Sebaiknya Pulangkan Piala Wahana Tata Nugraha

Kamis, 9 Maret 2017

Pengirim: Agustinov Tampubolon, SE, Jl. Harmonika N0. 84 Padang Bulan Medan

SEJAK tahun 2013 sampai  dengan ta­hun 2016  Kota Medan sebagai ibu kota Provinsi Sumatera Utara selalu men­jadi langganan peraih Piala Wahana Tata Nugraha kategori Lalu Lintas untuk kota Metropolitan dari Menteri Perhubu­ngan Republik Indonesia.

Tepat pada 31 Januari 2017 Kota Me­dan diwakili oleh Walikota Medan, Dzulmi Eldin menerima piala tersebut di Merlyn Park Hotel Jakarta.  Prestasi ini se­benarnya membi­ngung­kan saya se­ba­gai penduduk Kota Medan yang masih de­ngan jelas melihat bagaimana pena­taan lalu lintas di kota ini. Terdapat ke­ti­dak­sesuaian antara prestasi dengan fak­ta di lapangan.

Sebagai contoh, jika kita menyusuri Jalan Aksara di Kota Medan dengan je­las kita melihat pedagang yang ber­jua­­lan tepat di tengah jalan tersebut. Para pedagang menderikan stand atau kios tempat mereka berjualan, mereka meng­gunakan setengah bagian dari badan jalan.

Kondisi ini telah berlangsung dengan lama dan tentunya ber­dampak pada efek­tifitas peng­gunaan jalan. Dampak yang dapat dilihat secara jelas adalah tim­bulnya kemacetan di ruas jalan ter­se­but sebagi akibat berkurangnya badan jalan, dan selanjutnya dampak kesela­ma­tan bagi pengguna jalan khususnya pe­jalan kaki yang melakukan transaksi jual beli di tengah jalan.

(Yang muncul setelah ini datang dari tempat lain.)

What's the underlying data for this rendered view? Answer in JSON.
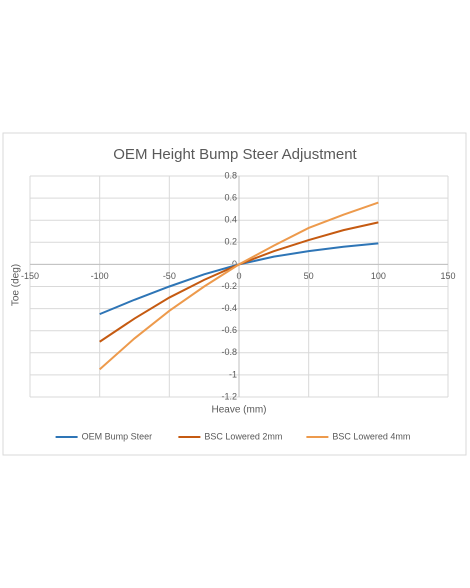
{
  "chart_data": {
    "type": "line",
    "title": "OEM Height Bump Steer Adjustment",
    "x_label": "Heave (mm)",
    "y_label": "Toe (deg)",
    "x": [
      -100,
      -75,
      -50,
      -25,
      0,
      25,
      50,
      75,
      100
    ],
    "series": [
      {
        "name": "OEM Bump Steer",
        "color": "#2e75b6",
        "values": [
          -0.45,
          -0.32,
          -0.2,
          -0.09,
          0,
          0.07,
          0.12,
          0.16,
          0.19
        ]
      },
      {
        "name": "BSC Lowered 2mm",
        "color": "#c55a11",
        "values": [
          -0.7,
          -0.49,
          -0.3,
          -0.14,
          0,
          0.12,
          0.22,
          0.31,
          0.38
        ]
      },
      {
        "name": "BSC Lowered 4mm",
        "color": "#ed9a4c",
        "values": [
          -0.95,
          -0.67,
          -0.42,
          -0.2,
          0,
          0.17,
          0.33,
          0.45,
          0.56
        ]
      }
    ],
    "xlim": [
      -150,
      150
    ],
    "xticks": [
      -150,
      -100,
      -50,
      0,
      50,
      100,
      150
    ],
    "ylim": [
      -1.2,
      0.8
    ],
    "yticks": [
      -1.2,
      -1,
      -0.8,
      -0.6,
      -0.4,
      -0.2,
      0,
      0.2,
      0.4,
      0.6,
      0.8
    ],
    "grid": true,
    "legend": "bottom"
  }
}
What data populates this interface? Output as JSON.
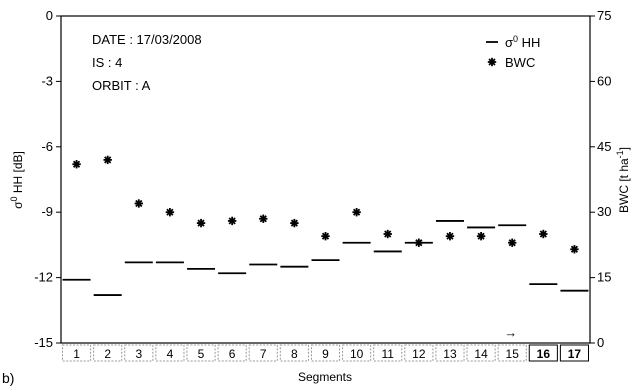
{
  "chart_data": {
    "type": "scatter",
    "categories": [
      "1",
      "2",
      "3",
      "4",
      "5",
      "6",
      "7",
      "8",
      "9",
      "10",
      "11",
      "12",
      "13",
      "14",
      "15",
      "16",
      "17"
    ],
    "category_styles": [
      "gray",
      "gray",
      "gray",
      "gray",
      "gray",
      "gray",
      "gray",
      "gray",
      "gray",
      "gray",
      "gray",
      "gray",
      "gray",
      "gray",
      "gray",
      "black",
      "black"
    ],
    "xlabel": "Segments",
    "ylabel_left_prefix": "σ",
    "ylabel_left_sup": "0",
    "ylabel_left_suffix": " HH  [dB]",
    "ylabel_right_prefix": "BWC  [t ha",
    "ylabel_right_sup": "-1",
    "ylabel_right_suffix": "]",
    "ylim_left": [
      -15,
      0
    ],
    "ylim_right": [
      0,
      75
    ],
    "left_ticks": [
      "0",
      "-3",
      "-6",
      "-9",
      "-12",
      "-15"
    ],
    "left_tick_values": [
      0,
      -3,
      -6,
      -9,
      -12,
      -15
    ],
    "right_ticks": [
      "75",
      "60",
      "45",
      "30",
      "15",
      "0"
    ],
    "right_tick_values": [
      75,
      60,
      45,
      30,
      15,
      0
    ],
    "annotations": [
      "DATE : 17/03/2008",
      "IS : 4",
      "ORBIT : A"
    ],
    "legend_position": "top-right",
    "panel_label": "b)",
    "arrow_glyph": "→",
    "arrow_segment": 15,
    "series": [
      {
        "name_prefix": "σ",
        "name_sup": "0",
        "name_suffix": " HH",
        "marker": "dash",
        "axis": "left",
        "values": [
          -12.1,
          -12.8,
          -11.3,
          -11.3,
          -11.6,
          -11.8,
          -11.4,
          -11.5,
          -11.2,
          -10.4,
          -10.8,
          -10.4,
          -9.4,
          -9.7,
          -9.6,
          -12.3,
          -12.6
        ]
      },
      {
        "name": "BWC",
        "marker": "asterisk",
        "axis": "right",
        "values": [
          41,
          42,
          32,
          30,
          27.5,
          28,
          28.5,
          27.5,
          24.5,
          30,
          25,
          23,
          24.5,
          24.5,
          23,
          25,
          21.5
        ]
      }
    ]
  },
  "colors": {
    "axis": "#000000",
    "segment_gray": "#999999",
    "segment_black": "#000000"
  }
}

Fenomena ini telah lama berlangsung se­jak terbakarnya Pasar Aksara pada Juli 2016 dan tentunya merugikan ma­sya­­ra­­kat kota. Pertanyaanpun timbul, apa­kah pemerintah Kota Medan tidak me­lihat ini sebagai masalah? Tentunya tidak. Apakah Tim penilai Wahana Tata  Nu­graha juga tidak melihat­nya? Pada ke­sempatan ini saya mencoba untuk ti­dak menya­lahkan siapapun, terlalu rugi ra­sanya  jika kita menyalahkan berbagai pihak,  kita akan rugi secara waktu, rugi se­cara tenaga dan materi, selanjutnya rugi secara perasaan akibat adanya kon­flik.

Saya mengajak masyarakat serta pe­me­rintah Kota Medan untuk segera ber­benah ke arah yang lebih baik demi ke­nyamanan kota ini. Pemerintah harus be­rani bersikap terhadap fenomena ini, tidak  perlu takut kepada apa dan siapa­pun.

Pemerintah harus menanggalkan ke­pentingan pribadi dan kelompok terha­dap fenomena ini.  Penegasan terak­hir yang harus diserukan kepada pemerin­tah Kota Medan adalah agar pemerintah Kota Medan secara kesatria untuk me­ngembalikan Piala Wahana Tata Nu­graha tersebut, karena kita harus me­nya­dari pada kesempatan ini kita belum ber­­prestasi, dan harus kita akui feno­mena di atas merupakan salah satu cer­minan lalu lintas yang sedang terjadi di kota yang kita dambakan ini.